$10.5M Army Contract to CMU Lab Will Expand Use of AI in Predictive Maintenance
When Artur Dubrawski and the School of Computer Science’s Auton Lab began studying maintenance of the U.S. Air Force’s F-16 fighter jets more than 15 years ago, they discovered unforeseen failures that spread like disease across the aging fleet.
Sometimes the cause could be as simple — yet hard for humans to detect — as replacement parts interacting with other components in unexpected ways. Yet these issues were almost impossible to spot in the maintenance data until their impact became apparent. Using artificial intelligence tools to analyze the data, Dubrawski’s team provided early warnings of emerging aircraft maladies and helped pinpoint the causes, potentially saving millions of dollars in repair costs and keeping more planes flight ready.
This approach achieved similar results with A-10 attack planes, T-38 trainer jets, the U.S. Navy’s V-22 tilt-rotor aircraft and the U.S. Army’s Blackhawk helicopters.
Now, with a new three-year, $10.5 million Army contract, Dubrawski is leading a multi-institution effort to extend the capabilities of these predictive maintenance techniques and eventually apply them to everything from ground vehicles to power generators and possibly the early detection and treatment of human disease. It is the largest single contract ever awarded to the Auton Lab.
“The idea behind this is to take the AI capabilities to the next level,” said Dubrawski, Alumni Research Professor of Computer Science in Carnegie Mellon University's Robotics Institute (RI) and director of the Auton Lab.
He leads the project with Kyle Miller, senior project scientist in RI and co-principal investigator. Stephen Smith, a research professor in RI, is lending a hand on optimization of maintenance and supply chain logistics. Mario Berges of the Department of Civil and Environmental Engineering is providing expertise on computer models of complex physical systems, known as digital twins, that can be used to analyze equipment’s behavior in a broad range of conditions, including settings too dangerous or too costly for real-world experimentation.
These and other researchers from CMU, Georgia Tech Research Institute, the University of South Carolina and the University of California, Davis, will perform fundamental research to address gaps in knowledge and technology that have made broader use of these techniques difficult.
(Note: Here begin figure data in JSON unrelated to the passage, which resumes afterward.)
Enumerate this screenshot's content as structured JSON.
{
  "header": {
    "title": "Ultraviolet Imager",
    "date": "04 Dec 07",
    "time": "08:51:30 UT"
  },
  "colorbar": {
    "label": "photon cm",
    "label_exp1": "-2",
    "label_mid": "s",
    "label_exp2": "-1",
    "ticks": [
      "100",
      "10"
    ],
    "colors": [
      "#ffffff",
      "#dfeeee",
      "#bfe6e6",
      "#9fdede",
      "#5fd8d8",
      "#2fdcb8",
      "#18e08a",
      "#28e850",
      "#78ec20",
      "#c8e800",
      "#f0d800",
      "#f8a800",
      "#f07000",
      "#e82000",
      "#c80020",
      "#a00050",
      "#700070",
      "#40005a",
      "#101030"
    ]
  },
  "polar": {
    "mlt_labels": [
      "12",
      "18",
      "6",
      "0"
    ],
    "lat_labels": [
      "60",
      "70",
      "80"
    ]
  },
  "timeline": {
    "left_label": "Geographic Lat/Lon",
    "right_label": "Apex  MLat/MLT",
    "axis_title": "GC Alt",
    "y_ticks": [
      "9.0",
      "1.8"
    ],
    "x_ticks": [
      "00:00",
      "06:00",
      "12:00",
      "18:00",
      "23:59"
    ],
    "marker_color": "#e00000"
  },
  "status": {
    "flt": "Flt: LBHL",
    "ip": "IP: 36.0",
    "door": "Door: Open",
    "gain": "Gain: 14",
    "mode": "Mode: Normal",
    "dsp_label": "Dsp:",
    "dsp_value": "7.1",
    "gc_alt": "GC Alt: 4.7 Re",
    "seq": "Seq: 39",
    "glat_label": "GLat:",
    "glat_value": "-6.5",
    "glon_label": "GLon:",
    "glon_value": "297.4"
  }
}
The Pittsburgh-based U.S. Army AI Integration Center (AI2C) will coordinate the application of the developed technology to solve relevant challenges in the practice of military equipment maintenance.
The goal is to improve the ability of the Army and the other military services to deploy AI to solve problems associated with complex devices. These could involve a vast array of both combat and non-combat equipment such as ground vehicles and aircraft. Another possible focus could be power generators, a technology that the Army uses heavily and that is often critical to mission success.
The work will also make these AI approaches more accessible for a wide variety of public and private applications.
For instance, Dubrawski’s team has used the techniques to improve public safety, working with the U.S. Customs and Border Protection Service and Lawrence Livermore National Laboratory to deploy systems used at border crossings that reduce false alarms from radiation sensors. Products with elevated levels of natural radioactivity, such as truckloads of bananas and toilet seats, can trigger alarms meant to identify dangerous nuclear materials.
Dubrawski already is collaborating with clinicians in intensive and emergency care and hopes that the new project will help overcome some current limitations in these areas.
“In health care applications of AI, we are analyzing data in a form that is very similar to the data you find in the aircraft industry,” Dubrawski said. “Just as every inspection of an aircraft is documented, every patient visit is documented. An aircraft is hardware, software, and electronics. Human patients involve biometric measurements; still, many things are similar.”
Yet large amounts of clinical data may not be sufficient for use in AI because little data is labeled, and it is not always apparent whether data represent healthy patients or sick patients without human guidance. One priority is thus to develop new, efficient methods of capturing human expertise so that machines can understand the contexts that may not be well represented in the available data. That is crucial for applying AI to health care, but also important for equipment maintenance in the military, which is seeing retirements of an entire generation of veteran maintainers.
Likewise, new methods are needed for sharing that expertise in ways that are acceptable to users. Many physicians will be skeptical of decisions and recommendations made by AI systems. This might entail expressing findings as suggestions and providing explanations for how the system reached a conclusion.
Some changes may be even more fundamental. Recent progress in AI, for instance, has been based on statistical techniques. While successful, Dubrawski said statistical approaches may limit AI applications, particularly in medicine.
“What it produces in the end is some sort of suggestion or decision that is burdened with statistical uncertainty,” Dubrawski said. “But say an AI program determines with 95% certainty that you should amputate a patient’s leg. What does a doctor do with that? What about that other 5 percent?”
In this regard, researchers will revisit early work in AI, which was based on logical reasoning.
“Aircraft go through complex certification protocols, but we don’t yet have certification for AI systems,” Dubrawski continued. “My hope is that a combination of statistical learning with honest-to-God mathematical logic will help us bridge the gap. We don’t want to be just 95% sure of these things. We prefer to be certain.”